Beyond the use of lithium in women of childbearing age and during pregnancy, similar concerns persist for all medications. Antipsychotics are widely used during pregnancy and are known to this date to have no or low teratogenic risks. This level of risk may change based on future studies or new signal from pharmacovigilance (i.e., risperidone) (Huybrechts et al. 2016). The prescriptions should be based on updated information regarding these risks.

These treatment guidelines have some limitations. First of all, we made the choice to classify treatment according to their teratogenic risk. This classification may be debatable as it does not take into account possible neurodevelopmental abnormalities associated with treatment exposure and overall tolerance of neonates.

Moreover, this classification may lead to low specificity of the information and further drug-by-drug recommendations could be considered useful. However, our classification ensures these guidelines remain applicable even as new evidence about drug-related risk emerges in the near future.

Finally, these recommendations are not exhaustive. The pharmacological treatment recommendations are only one component of the treatment choice, which also encompasses the patient’s preferences, the clinician’s personal knowledge and experience, and the family or social context in which the prescription is proposed.

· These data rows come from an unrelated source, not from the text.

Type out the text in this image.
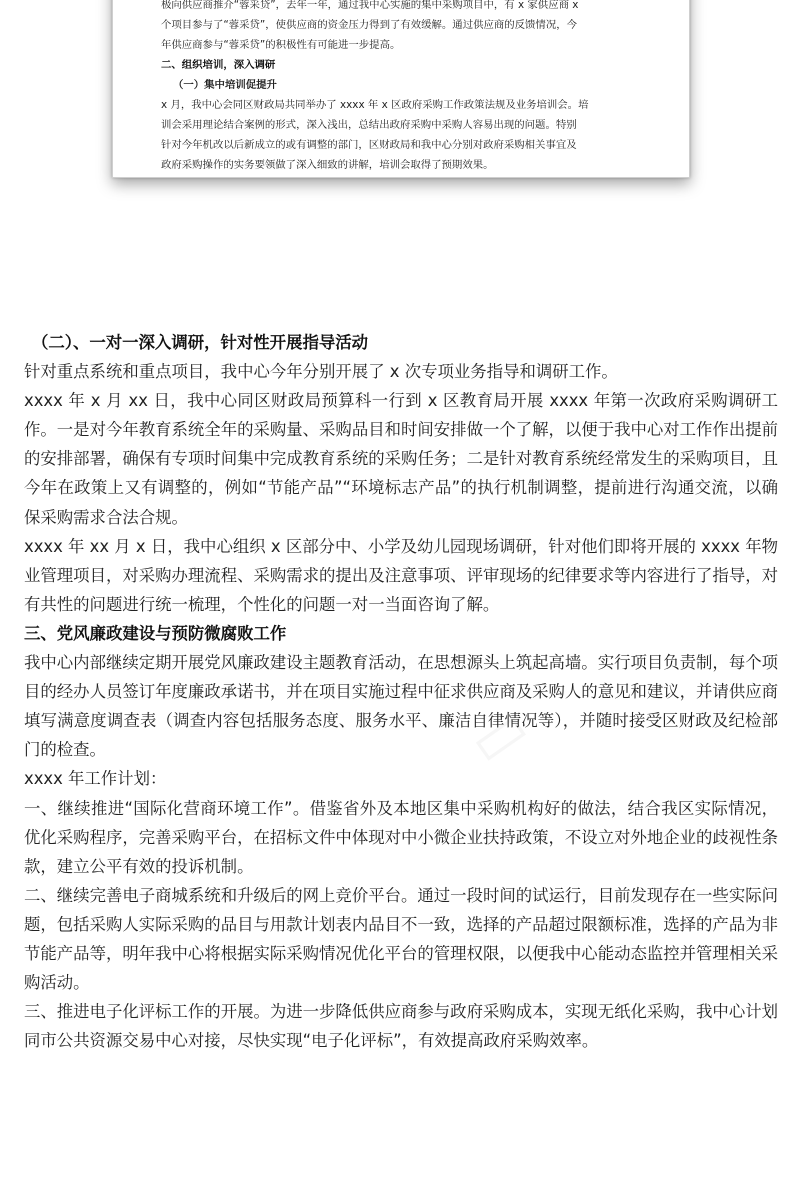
极向供应商推介“蓉采贷”，去年一年，通过我中心实施的集中采购项目中，有 x 家供应商 x

个项目参与了“蓉采贷”，使供应商的资金压力得到了有效缓解。通过供应商的反馈情况，今

年供应商参与“蓉采贷”的积极性有可能进一步提高。

二、组织培训，深入调研

（一）集中培训促提升

x 月，我中心会同区财政局共同举办了 xxxx 年 x 区政府采购工作政策法规及业务培训会。培

训会采用理论结合案例的形式，深入浅出，总结出政府采购中采购人容易出现的问题。特别

针对今年机改以后新成立的或有调整的部门，区财政局和我中心分别对政府采购相关事宜及

政府采购操作的实务要领做了深入细致的讲解，培训会取得了预期效果。

（二）、一对一深入调研，针对性开展指导活动

针对重点系统和重点项目，我中心今年分别开展了 x 次专项业务指导和调研工作。

xxxx 年 x 月 xx 日，我中心同区财政局预算科一行到 x 区教育局开展 xxxx 年第一次政府采购调研工作。一是对今年教育系统全年的采购量、采购品目和时间安排做一个了解，以便于我中心对工作作出提前的安排部署，确保有专项时间集中完成教育系统的采购任务；二是针对教育系统经常发生的采购项目，且今年在政策上又有调整的，例如“节能产品”“环境标志产品”的执行机制调整，提前进行沟通交流，以确保采购需求合法合规。

xxxx 年 xx 月 x 日，我中心组织 x 区部分中、小学及幼儿园现场调研，针对他们即将开展的 xxxx 年物业管理项目，对采购办理流程、采购需求的提出及注意事项、评审现场的纪律要求等内容进行了指导，对有共性的问题进行统一梳理，个性化的问题一对一当面咨询了解。

三、党风廉政建设与预防微腐败工作

我中心内部继续定期开展党风廉政建设主题教育活动，在思想源头上筑起高墙。实行项目负责制，每个项目的经办人员签订年度廉政承诺书，并在项目实施过程中征求供应商及采购人的意见和建议，并请供应商填写满意度调查表（调查内容包括服务态度、服务水平、廉洁自律情况等），并随时接受区财政及纪检部门的检查。

xxxx 年工作计划：

一、继续推进“国际化营商环境工作”。借鉴省外及本地区集中采购机构好的做法，结合我区实际情况，优化采购程序，完善采购平台，在招标文件中体现对中小微企业扶持政策，不设立对外地企业的歧视性条款，建立公平有效的投诉机制。

二、继续完善电子商城系统和升级后的网上竞价平台。通过一段时间的试运行，目前发现存在一些实际问题，包括采购人实际采购的品目与用款计划表内品目不一致，选择的产品超过限额标准，选择的产品为非节能产品等，明年我中心将根据实际采购情况优化平台的管理权限，以便我中心能动态监控并管理相关采购活动。

三、推进电子化评标工作的开展。为进一步降低供应商参与政府采购成本，实现无纸化采购，我中心计划同市公共资源交易中心对接，尽快实现“电子化评标”，有效提高政府采购效率。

In conclusion, these consensus-based guidelines allow to bridge the available empirical literature and clinical practice. They are developed based on a pragmatic approach and understanding of the “real world” of clinical practice, based on the experience of prescribers specialized in mood disorders and perinatal psychiatry. Our recommendations will help facilitate treatment decisions for clinicians involved in the daily assessment and management of mood disorders in women of childbearing age, including during pregnancy and post-partum.